A MEMOIR OF SECRETS, LOSS, AND LOVE FROM IRAN TO AMERICA

A powerful and uplifting memoir of tragedy and healing.

A New York–based clinical psychologist tells the moving story of the life-changing trauma she and her family suffered as a result of the Iranian Revolution of 1979.

For the first four years of her life, Andalibian grew up in the protected space of her family and the Rose Hotel, a luxury guesthouse her father ran for pilgrims on their way to the holy city of Mashhad. Everything changed in late 1978 when her father became entangled in a web of religious and political intrigue involving a woman and her two teenage rapists. The new regime of Ayatollah Khomeini promised a fresh start to what everyone believed would be a more just society.

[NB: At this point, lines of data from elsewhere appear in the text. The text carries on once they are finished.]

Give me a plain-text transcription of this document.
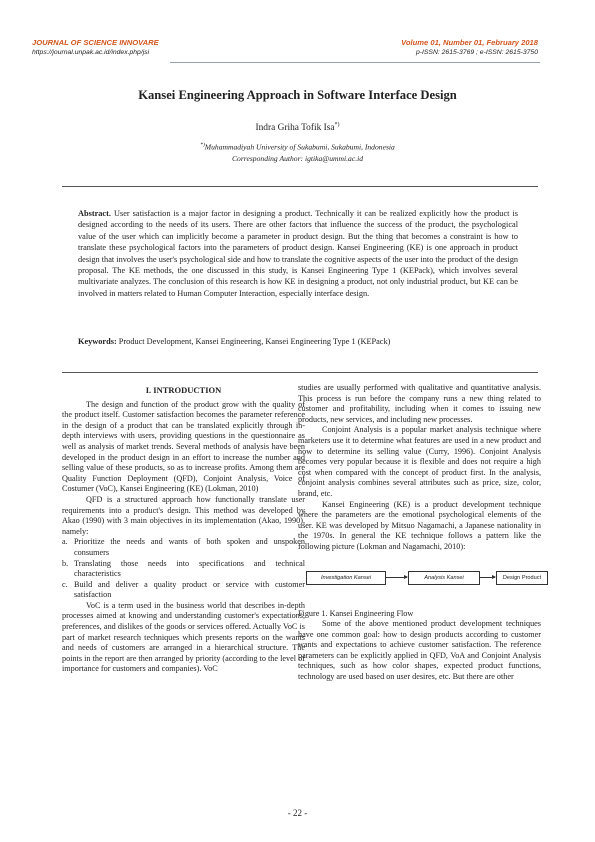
JOURNAL OF SCIENCE INNOVARE
https://journal.unpak.ac.id/index.php/jsi
Volume 01, Number 01, February 2018
p-ISSN: 2615-3769 ; e-ISSN: 2615-3750
Kansei Engineering Approach in Software Interface Design
Indra Griha Tofik Isa*)
*)Muhammadiyah University of Sukabumi, Sukabumi, Indonesia
Corresponding Author: igtika@ummi.ac.id
Abstract. User satisfaction is a major factor in designing a product. Technically it can be realized explicitly how the product is designed according to the needs of its users. There are other factors that influence the success of the product, the psychological value of the user which can implicitly become a parameter in product design. But the thing that becomes a constraint is how to translate these psychological factors into the parameters of product design. Kansei Engineering (KE) is one approach in product design that involves the user's psychological side and how to translate the cognitive aspects of the user into the product of the design proposal. The KE methods, the one discussed in this study, is Kansei Engineering Type 1 (KEPack), which involves several multivariate analyzes. The conclusion of this research is how KE in designing a product, not only industrial product, but KE can be involved in matters related to Human Computer Interaction, especially interface design.
Keywords: Product Development, Kansei Engineering, Kansei Engineering Type 1 (KEPack)

I. INTRODUCTION

The design and function of the product grow with the quality of the product itself. Customer satisfaction becomes the parameter reference in the design of a product that can be translated explicitly through in-depth interviews with users, providing questions in the questionnaire as well as analysis of market trends. Several methods of analysis have been developed in the product design in an effort to increase the number and selling value of these products, so as to increase profits. Among them are Quality Function Deployment (QFD), Conjoint Analysis, Voice of Costumer (VoC), Kansei Engineering (KE) (Lokman, 2010)

QFD is a structured approach how functionally translate user requirements into a product's design. This method was developed by Akao (1990) with 3 main objectives in its implementation (Akao, 1990), namely:

a. Prioritize the needs and wants of both spoken and unspoken consumers
b. Translating those needs into specifications and technical characteristics
c. Build and deliver a quality product or service with customer satisfaction

VoC is a term used in the business world that describes in-depth processes aimed at knowing and understanding customer's expectations, preferences, and dislikes of the goods or services offered. Actually VoC is part of market research techniques which presents reports on the wants and needs of customers are arranged in a hierarchical structure. The points in the report are then arranged by priority (according to the level of importance for customers and companies). VoC

studies are usually performed with qualitative and quantitative analysis. This process is run before the company runs a new thing related to customer and profitability, including when it comes to issuing new products, new services, and including new processes.

Conjoint Analysis is a popular market analysis technique where marketers use it to determine what features are used in a new product and how to determine its selling value (Curry, 1996). Conjoint Analysis becomes very popular because it is flexible and does not require a high cost when compared with the concept of product first. In the analysis, conjoint analysis combines several attributes such as price, size, color, brand, etc.

Kansei Engineering (KE) is a product development technique where the parameters are the emotional psychological elements of the user. KE was developed by Mitsuo Nagamachi, a Japanese nationality in the 1970s. In general the KE technique follows a pattern like the following picture (Lokman and Nagamachi, 2010):

Investigation Kansei	Analysis Kansei	Design Product

Figure 1. Kansei Engineering Flow

Some of the above mentioned product development techniques have one common goal: how to design products according to customer wants and expectations to achieve customer satisfaction. The reference parameters can be explicitly applied in QFD, VoA and Conjoint Analysis techniques, such as how color shapes, expected product functions, technology are used based on user desires, etc. But there are other

- 22 -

Then Iranian courts charged—and later executed—Andalibian’s oldest brother, Abdollah, for a crime he didn’t commit. To protect the family, her parents told their remaining children that he had gone to America to study; yet the lie did nothing to stop the family from moving into a dark spiral of despair. In the difficult years that followed, the Andalibians moved away from their beloved Rose Hotel. Later, a health crisis forced the author’s mother to seek medical care in London and forced a long period of separation between the author and two brothers. Even after the family reunited and then immigrated a second time to Southern California, memories of their old life in Iran and of Abdollah’s “disappearance” continued to haunt them. Her parents, especially her devout Muslim father, were adrift in a Western society they could neither entirely accept nor understand, while alcoholism, drug abuse, divorce and undiagnosed mental illness plagued their children. Through a fierce love that was often tested beyond its limits, Andalibian helped her family understand the necessity of revealing long-held secrets and accepting each other’s foibles and vulnerabilities. Only then could they finally emerge, scarred but whole, “from its shadows.”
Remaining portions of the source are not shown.